Pin It This skillet is often shared at family gatherings, especially when we want something healthful and easy. Children love scooping up the stew with warm bread.
Required Tools
Large skillet or sauté pan, wooden spoon or spatula, chef's knife, chopping board, can opener.
Notes
For extra creaminess, stir in tahini or coconut milk. You can substitute spinach for kale or Swiss chard. If not vegan, top with crumbled feta or plant-based yogurt. Enjoy with mint tea or wine.
Nutritional Information
Per serving: Calories: 280, Total Fat: 7 g, Carbohydrates: 41 g, Protein: 11 g.
Pin It This dish makes for a quick weeknight dinner and is perfect for meal prep.

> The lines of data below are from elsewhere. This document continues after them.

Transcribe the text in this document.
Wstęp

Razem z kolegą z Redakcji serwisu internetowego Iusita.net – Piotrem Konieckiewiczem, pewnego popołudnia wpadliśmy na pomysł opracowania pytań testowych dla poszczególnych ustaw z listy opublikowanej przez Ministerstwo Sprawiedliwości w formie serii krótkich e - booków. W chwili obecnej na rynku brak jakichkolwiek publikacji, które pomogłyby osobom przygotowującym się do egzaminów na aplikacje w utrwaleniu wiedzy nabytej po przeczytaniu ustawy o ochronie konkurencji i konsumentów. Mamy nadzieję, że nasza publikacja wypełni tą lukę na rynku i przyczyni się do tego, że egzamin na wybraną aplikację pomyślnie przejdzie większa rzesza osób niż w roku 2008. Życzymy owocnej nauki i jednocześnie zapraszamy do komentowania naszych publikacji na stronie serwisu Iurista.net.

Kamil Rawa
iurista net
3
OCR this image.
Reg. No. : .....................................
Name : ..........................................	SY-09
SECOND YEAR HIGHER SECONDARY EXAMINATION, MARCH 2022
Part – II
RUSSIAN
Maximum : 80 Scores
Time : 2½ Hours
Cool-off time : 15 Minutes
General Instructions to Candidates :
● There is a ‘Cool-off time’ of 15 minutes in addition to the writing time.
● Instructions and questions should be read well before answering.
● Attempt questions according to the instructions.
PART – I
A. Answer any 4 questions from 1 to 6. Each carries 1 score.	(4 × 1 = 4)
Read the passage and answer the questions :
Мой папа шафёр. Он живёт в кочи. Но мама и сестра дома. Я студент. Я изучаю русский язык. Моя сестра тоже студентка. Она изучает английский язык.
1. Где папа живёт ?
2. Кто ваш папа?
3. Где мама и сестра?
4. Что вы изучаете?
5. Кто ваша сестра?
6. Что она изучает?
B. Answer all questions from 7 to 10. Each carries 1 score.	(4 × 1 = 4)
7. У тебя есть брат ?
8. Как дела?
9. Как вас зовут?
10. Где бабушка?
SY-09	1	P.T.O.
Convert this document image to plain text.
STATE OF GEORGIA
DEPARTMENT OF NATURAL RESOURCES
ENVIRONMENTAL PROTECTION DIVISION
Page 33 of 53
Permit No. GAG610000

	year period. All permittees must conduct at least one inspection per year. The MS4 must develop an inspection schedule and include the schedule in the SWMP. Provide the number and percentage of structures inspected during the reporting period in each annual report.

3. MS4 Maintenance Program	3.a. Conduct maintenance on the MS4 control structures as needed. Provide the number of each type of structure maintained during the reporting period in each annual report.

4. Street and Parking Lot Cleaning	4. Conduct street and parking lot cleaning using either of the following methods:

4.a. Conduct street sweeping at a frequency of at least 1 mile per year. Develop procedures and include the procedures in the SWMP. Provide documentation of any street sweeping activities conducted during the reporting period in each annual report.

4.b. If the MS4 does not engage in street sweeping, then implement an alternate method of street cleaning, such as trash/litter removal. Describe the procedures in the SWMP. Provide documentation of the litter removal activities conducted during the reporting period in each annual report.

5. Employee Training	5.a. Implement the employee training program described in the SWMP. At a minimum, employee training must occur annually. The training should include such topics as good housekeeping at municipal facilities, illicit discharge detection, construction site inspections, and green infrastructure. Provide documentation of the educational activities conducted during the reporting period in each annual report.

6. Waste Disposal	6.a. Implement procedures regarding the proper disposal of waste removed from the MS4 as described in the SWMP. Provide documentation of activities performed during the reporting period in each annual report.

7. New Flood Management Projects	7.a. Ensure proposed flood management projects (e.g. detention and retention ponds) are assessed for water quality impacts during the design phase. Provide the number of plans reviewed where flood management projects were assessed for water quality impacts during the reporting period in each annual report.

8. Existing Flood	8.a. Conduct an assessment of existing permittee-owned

Leftovers taste even better the next day.
Recipe Questions & Answers
- → Can I substitute spinach with other greens?
Yes, kale or Swiss chard work well as alternatives, providing a similar texture and flavor.
- → What spices enhance the flavor of this dish?
Ground cumin, smoked paprika, ground coriander, and chili flakes create a warm, aromatic profile.
- → Is it possible to make this dish creamier?
Stirring in tahini or coconut milk before serving adds a rich, creamy texture without overpowering flavors.
- → What protein sources are included in this dish?
The chickpeas provide a substantial amount of plant-based protein, making the dish hearty and satisfying.
- → What are good side options to serve with this skillet?
Crusty bread, rice, or quinoa complement the dish nicely and help soak up the flavorful sauce.
- → How long does preparation and cooking take?
Preparation takes about 10 minutes, with 20 minutes of cooking, totaling approximately 30 minutes.